BACKGROUND: RTOG 0933 demonstrated reduced risk of NCF decline in patients with brain metastases treated with HA-WBRT versus historical controls treated with standard WBRT. Hippocampal volume (HV) derived from high resolution MRI (HR-MRI) is an established predictor of NCF in Alzheimer's disease. We assessed associations of HV with NCF of patients enrolled on RTOG 0933. METHODS: HV (-Left, -Right, -Total) was calculated from (1) the submitted treatment structure file and (2) independent processing of baseline HR-MRI with validated software (FreeSurfer, FS). HV was correlated with baseline and 4 month NCF scores (Hopkins Verbal Learning Test-Revised (HVLT-R) Total Recall (TR), Immediate Recognition (IR), and Delayed Recall (DR)) using Pearson correlation. Comparisons between deteriorated and non-deteriorated patients were made using Wilcoxon. RESULTS: 39 of the 42 evaluable patients for the RTOG 0933 primary endpoint had hippocampal contours. All 42 had HR-MRIs, but only 21 were processable by FS due to scan quality. HVs from FS were larger than plan contours (median HV-Total 7.2 vs. 5.5 cc), though were significantly correlated (ρ = 0.68, p = 0.001). Larger FS HV-Total and HV-Right were significantly correlated with improved baseline HVLT-R TR (ρ = 0.46/p = 0.04, ρ = 0.51/p = 0.02, respectively) and DR (ρ = 0.46/p = 0.04, ρ = 0.49/p = 0.03, respectively) but not IR. Plan contour HV was not correlated with baseline HVLT-R though there was a trend for HV-Left with 4 month HVLT-R TR (ρ = 0.29/p = 0.07).
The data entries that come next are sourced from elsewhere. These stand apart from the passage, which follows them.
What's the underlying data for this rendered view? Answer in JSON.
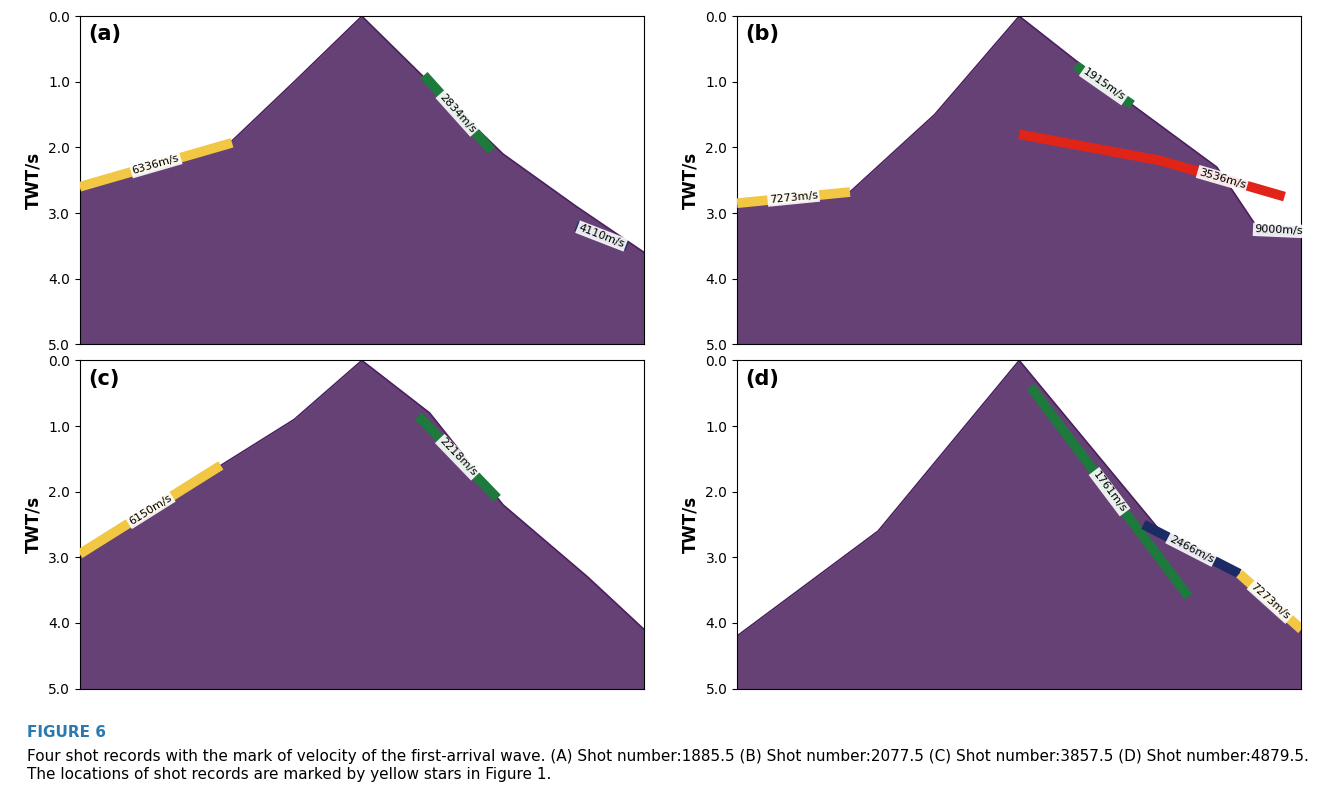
{
  "figure": {
    "caption_title": "FIGURE 6",
    "caption": "Four shot records with the mark of velocity of the first-arrival wave. (A) Shot number:1885.5 (B) Shot number:2077.5 (C) Shot number:3857.5 (D) Shot number:4879.5. The locations of shot records are marked by yellow stars in Figure 1."
  },
  "chart_data": [
    {
      "type": "line",
      "label": "(a)",
      "ylabel": "TWT/s",
      "ylim": [
        5,
        0
      ],
      "xlim": [
        0,
        1
      ],
      "xticks": [],
      "tick_labels": "y",
      "yticks": [
        {
          "value": 0,
          "label": "0.0"
        },
        {
          "value": 1,
          "label": "1.0"
        },
        {
          "value": 2,
          "label": "2.0"
        },
        {
          "value": 3,
          "label": "3.0"
        },
        {
          "value": 4,
          "label": "4.0"
        },
        {
          "value": 5,
          "label": "5.0"
        }
      ],
      "series": [
        {
          "type": "area",
          "color": "#4b1f5e",
          "x": [
            0,
            0.27,
            0.38,
            0.5,
            0.63,
            0.75,
            0.88,
            1.0
          ],
          "values": [
            2.6,
            1.9,
            1.0,
            0,
            1.1,
            2.1,
            2.9,
            3.6
          ]
        },
        {
          "type": "line",
          "name": "6336m/s",
          "color": "#f2c744",
          "x": [
            0,
            0.27
          ],
          "values": [
            2.6,
            1.93
          ]
        },
        {
          "type": "line",
          "name": "2834m/s",
          "color": "#1e7a3c",
          "x": [
            0.61,
            0.73
          ],
          "values": [
            0.9,
            2.05
          ]
        },
        {
          "type": "line",
          "name": "4110m/s",
          "color": "#1c2a66",
          "x": [
            0.88,
            0.97
          ],
          "values": [
            3.2,
            3.5
          ]
        }
      ]
    },
    {
      "type": "line",
      "label": "(b)",
      "ylabel": "TWT/s",
      "ylim": [
        5,
        0
      ],
      "xlim": [
        0,
        1
      ],
      "xticks": [],
      "tick_labels": "y",
      "yticks": [
        {
          "value": 0,
          "label": "0.0"
        },
        {
          "value": 1,
          "label": "1.0"
        },
        {
          "value": 2,
          "label": "2.0"
        },
        {
          "value": 3,
          "label": "3.0"
        },
        {
          "value": 4,
          "label": "4.0"
        },
        {
          "value": 5,
          "label": "5.0"
        }
      ],
      "series": [
        {
          "type": "area",
          "color": "#4b1f5e",
          "x": [
            0,
            0.2,
            0.35,
            0.5,
            0.7,
            0.85,
            0.92,
            1.0
          ],
          "values": [
            2.85,
            2.68,
            1.5,
            0,
            1.35,
            2.3,
            3.2,
            3.3
          ]
        },
        {
          "type": "line",
          "name": "7273m/s",
          "color": "#f2c744",
          "x": [
            0,
            0.2
          ],
          "values": [
            2.85,
            2.68
          ]
        },
        {
          "type": "line",
          "name": "1915m/s",
          "color": "#1e7a3c",
          "x": [
            0.6,
            0.7
          ],
          "values": [
            0.75,
            1.35
          ]
        },
        {
          "type": "line",
          "name": "3536m/s",
          "color": "#e02418",
          "x": [
            0.5,
            0.75,
            0.97
          ],
          "values": [
            1.8,
            2.2,
            2.75
          ]
        },
        {
          "type": "line",
          "name": "9000m/s",
          "color": "#1c2a66",
          "x": [
            0.92,
            1.0
          ],
          "values": [
            3.25,
            3.28
          ]
        }
      ]
    },
    {
      "type": "line",
      "label": "(c)",
      "ylabel": "TWT/s",
      "ylim": [
        5,
        0
      ],
      "xlim": [
        0,
        1
      ],
      "xticks": [],
      "tick_labels": "y",
      "yticks": [
        {
          "value": 0,
          "label": "0.0"
        },
        {
          "value": 1,
          "label": "1.0"
        },
        {
          "value": 2,
          "label": "2.0"
        },
        {
          "value": 3,
          "label": "3.0"
        },
        {
          "value": 4,
          "label": "4.0"
        },
        {
          "value": 5,
          "label": "5.0"
        }
      ],
      "series": [
        {
          "type": "area",
          "color": "#4b1f5e",
          "x": [
            0,
            0.25,
            0.38,
            0.5,
            0.62,
            0.75,
            0.9,
            1.0
          ],
          "values": [
            3.0,
            1.6,
            0.9,
            0,
            0.8,
            2.2,
            3.3,
            4.1
          ]
        },
        {
          "type": "line",
          "name": "6150m/s",
          "color": "#f2c744",
          "x": [
            0,
            0.25
          ],
          "values": [
            2.95,
            1.6
          ]
        },
        {
          "type": "line",
          "name": "2218m/s",
          "color": "#1e7a3c",
          "x": [
            0.6,
            0.74
          ],
          "values": [
            0.85,
            2.1
          ]
        }
      ]
    },
    {
      "type": "line",
      "label": "(d)",
      "ylabel": "TWT/s",
      "ylim": [
        5,
        0
      ],
      "xlim": [
        0,
        1
      ],
      "xticks": [],
      "tick_labels": "y",
      "yticks": [
        {
          "value": 0,
          "label": "0.0"
        },
        {
          "value": 1,
          "label": "1.0"
        },
        {
          "value": 2,
          "label": "2.0"
        },
        {
          "value": 3,
          "label": "3.0"
        },
        {
          "value": 4,
          "label": "4.0"
        },
        {
          "value": 5,
          "label": "5.0"
        }
      ],
      "series": [
        {
          "type": "area",
          "color": "#4b1f5e",
          "x": [
            0,
            0.25,
            0.5,
            0.75,
            0.9,
            1.0
          ],
          "values": [
            4.2,
            2.6,
            0,
            2.6,
            3.3,
            4.1
          ]
        },
        {
          "type": "line",
          "name": "1761m/s",
          "color": "#1e7a3c",
          "x": [
            0.52,
            0.8
          ],
          "values": [
            0.4,
            3.6
          ]
        },
        {
          "type": "line",
          "name": "2466m/s",
          "color": "#1c2a66",
          "x": [
            0.72,
            0.89
          ],
          "values": [
            2.5,
            3.25
          ]
        },
        {
          "type": "line",
          "name": "7273m/s",
          "color": "#f2c744",
          "x": [
            0.89,
            1.0
          ],
          "values": [
            3.25,
            4.1
          ]
        }
      ]
    }
  ]
}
There were no significant associations between HV and HVLT deterioration or change from baseline to 4 months. CONCLUSIONS: Baseline HV calculated from automatic segmentation of the hippocampus is significantly associated with baseline NCF. HV is not correlated with deterioration in NCF, though analysis is limited by few events and analyzable patients. The importance of HV will be explored further in two developing NRG trials. This project was supported by grants U10CA21661, U10CA180868, U10CA180822, U10CA37422 and UG1CA189867 from the National Cancer Institute (NCI).